Blend your apple sauce

From here you have two options for how you want to approach creating texture for your apple sauce: you can use a blender to create a delectably smooth sauce with a creamy texture, or you can use a potato masher or fork to create a more chunky sauce. I found the potato masher quite easy to quickly create a lovely chunky texture, however when I had left the skins on they didn’t mash as easily and I had to remove them by hand. So if you want to make a chunky sauce, I would advise peeling the apples.
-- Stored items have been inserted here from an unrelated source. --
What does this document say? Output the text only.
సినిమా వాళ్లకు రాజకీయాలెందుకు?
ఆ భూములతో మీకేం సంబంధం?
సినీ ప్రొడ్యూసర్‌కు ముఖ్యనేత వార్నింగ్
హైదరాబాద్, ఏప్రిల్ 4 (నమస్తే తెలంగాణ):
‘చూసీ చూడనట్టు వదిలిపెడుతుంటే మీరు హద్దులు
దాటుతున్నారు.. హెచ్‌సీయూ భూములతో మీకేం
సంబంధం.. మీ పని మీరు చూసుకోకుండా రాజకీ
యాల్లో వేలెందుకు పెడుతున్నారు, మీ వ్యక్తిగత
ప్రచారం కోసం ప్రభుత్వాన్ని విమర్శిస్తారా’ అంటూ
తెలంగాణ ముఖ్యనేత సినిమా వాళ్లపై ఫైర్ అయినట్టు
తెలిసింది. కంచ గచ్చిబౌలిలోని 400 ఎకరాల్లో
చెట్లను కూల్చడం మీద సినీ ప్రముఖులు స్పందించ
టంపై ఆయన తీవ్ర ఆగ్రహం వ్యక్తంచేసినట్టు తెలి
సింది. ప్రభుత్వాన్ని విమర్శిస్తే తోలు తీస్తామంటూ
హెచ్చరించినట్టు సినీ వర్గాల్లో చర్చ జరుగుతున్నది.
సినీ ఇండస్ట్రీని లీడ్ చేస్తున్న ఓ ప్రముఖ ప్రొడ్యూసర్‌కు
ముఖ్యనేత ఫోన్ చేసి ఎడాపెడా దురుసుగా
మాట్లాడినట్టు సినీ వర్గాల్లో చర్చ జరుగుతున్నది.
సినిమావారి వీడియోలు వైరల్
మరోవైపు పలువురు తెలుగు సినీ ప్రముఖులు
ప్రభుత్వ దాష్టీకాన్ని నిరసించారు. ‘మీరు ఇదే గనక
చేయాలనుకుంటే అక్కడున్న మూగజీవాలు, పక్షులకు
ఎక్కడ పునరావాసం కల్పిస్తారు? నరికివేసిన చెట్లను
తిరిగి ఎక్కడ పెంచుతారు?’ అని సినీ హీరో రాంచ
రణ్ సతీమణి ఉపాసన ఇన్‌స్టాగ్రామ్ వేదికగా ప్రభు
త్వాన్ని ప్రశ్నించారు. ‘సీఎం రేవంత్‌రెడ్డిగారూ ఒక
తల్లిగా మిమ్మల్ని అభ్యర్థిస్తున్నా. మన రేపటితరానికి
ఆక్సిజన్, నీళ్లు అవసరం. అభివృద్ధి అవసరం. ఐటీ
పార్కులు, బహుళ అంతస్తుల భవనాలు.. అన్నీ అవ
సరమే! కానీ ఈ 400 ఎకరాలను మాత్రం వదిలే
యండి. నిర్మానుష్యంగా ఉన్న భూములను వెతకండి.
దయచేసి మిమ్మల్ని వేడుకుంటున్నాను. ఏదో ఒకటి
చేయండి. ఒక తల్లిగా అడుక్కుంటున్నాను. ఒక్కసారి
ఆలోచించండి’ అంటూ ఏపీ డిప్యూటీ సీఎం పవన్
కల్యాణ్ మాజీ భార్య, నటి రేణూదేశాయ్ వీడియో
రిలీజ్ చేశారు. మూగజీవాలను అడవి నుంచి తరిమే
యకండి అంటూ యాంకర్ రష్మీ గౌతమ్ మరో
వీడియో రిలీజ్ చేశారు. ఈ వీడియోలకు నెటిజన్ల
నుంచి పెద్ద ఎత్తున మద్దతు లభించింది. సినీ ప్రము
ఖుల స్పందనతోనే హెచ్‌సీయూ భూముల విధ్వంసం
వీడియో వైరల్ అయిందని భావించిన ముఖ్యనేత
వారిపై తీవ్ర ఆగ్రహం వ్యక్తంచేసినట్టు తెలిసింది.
Remember to let the apple sauce cool down before using older style plastic blenders so no nasties transfer into the food from the hot plastic. Keep checking in to see if you have reached the consistency that you want, and if it is still too chunky – just keep going! The texture below is a well blended smooth and velvety texture.

Serve Up!

Now it is time to serve up your delicious apple sauce to be enjoyed. Serve it up with your morning porridge or pancakes, spoon a dollop over ice cream, or enjoy it with the well known pork chops option. Apple sauce is also popular for introducing baby to their first food as it is high in fibre and packed with vitamins.

12. Store – refrigerate and freeze your apple sauce

Re-purpose some jars bound for the recycling bin and use a funnel or spoon to fill them with apple sauce. Your apple sauce will keep in the fridge for a few days, or in the freezer for a lot longer. By filling our saucepan I made enough to eat now, store for later and also to give to friends, which was a lovely feeling.